You can only build it once; otherwise it becomes a very expensive project. We're talking about underfloor heating, of course. There are a lot of factors to take into account – during both the design and installation phases. That’s why Stefan Lenting, product specialist for Ubel (Dutch technical wholesaler), is sharing his top 5 Do's and Don'ts for a hassle-free installation. Thanks Stefan!
These are the Do's
1. Determine the main heat source before you start
Will you go for a heating distributor with or without pump? This choice depends on the size of the floor space. When systems are relatively small, a regular boiler offers sufficient capacity to pump the water around. The tipping point is at a floor heating system with 6 to 7 groups. At 7 groups, you will need at least one distributor with a pump.
2. Check if room control is required
For 30 to 40 percent of underfloor heating systems, people opt for a separate room control, or in other words, the ability to set the temperature in different rooms. If this is a requirement, then apply an electrical control system, which lets you open and close separate groups. It's best to include this when designing the system. With a wireless control, you have the option to add this at a later stage.
3. Yes/no border zone
In some situations, such as when your house has a glass façade, it is wise to make a border zone in the heating system. This prevents cold traps (when cold air drops alongside a window) and generates extra warmth and comfort. Although you would normally install the system 15 mm from center to center in the border zone, it’s better to opt for 10 mm.
4. Choose a smart place for the manifold
When choosing a location for the manifold, think of the design carefully. Choose a place where you can install it easily, neatly, and where the central heating pipes can be seamlessly passed around. A suitable place for the manifold is often under the stairs, in the storage area or in the wall near the meter. Small hallway? It doesn’t matter because it is simply not convenient to place the manifold in the hallway. If all supply and return lines run through the hallway, the temperature in the hall itself will be poorly regulated. In this case, opt to make a recess in the wall and run the cables directly through the wall itself.
5. Get a heat loss calculation
The making of a heat loss calculation costs money and is therefore often overlooked. Yet my strong advice is that you will do well to make this relatively small investment and incorporate the calculation results into the design. Such a heat loss calculation will clearly show exactly how much heat you’ll need to reach the desired temperatures in the different areas. Who knows? You may learn that your floor heating h.o.h. can lay 20 mm, instead of 15 mm. The result: fewer cables and power will be needed, which is better for your pocketbook and for the environment.
These are the Don'ts
1. Floor cooling: temperature flow below the dew point
An absolute no-no for floor cooling: setting the water temperature supply below the dew point. The floor will condense, resulting in moisture on the floor. Wet feet! So always make sure that you keep the temperature flow above the dew point; by 18 degrees, for the supply pipes and by 22 degrees, for the return lines. This works well in most cases.

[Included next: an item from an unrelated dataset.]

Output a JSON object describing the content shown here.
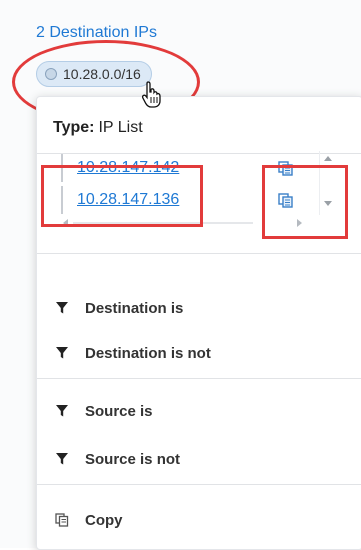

2. Drilling underfloor heating in the floor?
Beware of drilling! Even though you have the drawing at hand, there is a risk that you will become a conduit. My advice is to think of everything that needs to be done in/with the floor and incorporate this into the design. Think of baseboards, sills, create a floor chute or confirm the settings. Is drilling still inevitable? If so, drill – but not too deep.
3. Floor temperature> 29 degrees
A floor temperature over 29 degrees Celcius is guaranteed to make your feet too warm. At this juncture, floor heating is really not comfortable anymore. It is the task of the installer to set the maximum temperature.
4. Non-impermeable pipes
When installing a new heating system, always select diffusion-tight pipes. If you don’t, the pipes and/or the distributor can corrode and the boiler or heat pump may be impacted. Not exactly conducive to the life of the system. Until about 20 years ago, non-impermeable pipes were often used in underfloor heating systems. Do you have such a system? Then, place a heat exchanger between the pipes and the heat source. Thus, any rust water will stay in the pipes and keep the central heating area clean.
5. No expansion joints
All floor surfaces expand and contract to some degree, so allowance has to be made for this or you will have ugly cracks. This is what will happen if you do not use expansion joints. My advice: when you work with larger floor surfaces (40 square meters+), always use expansion joints. In large, luxury homes, expansion joints are a must. Most of these homes have marble floors which are subject to cracking if there are no provisions made for underfloor expansion. Expansion joints are often avoided because of aesthetic reasons but let’s be honest, with tears in your expensive marble tile floor, you have much bigger problems!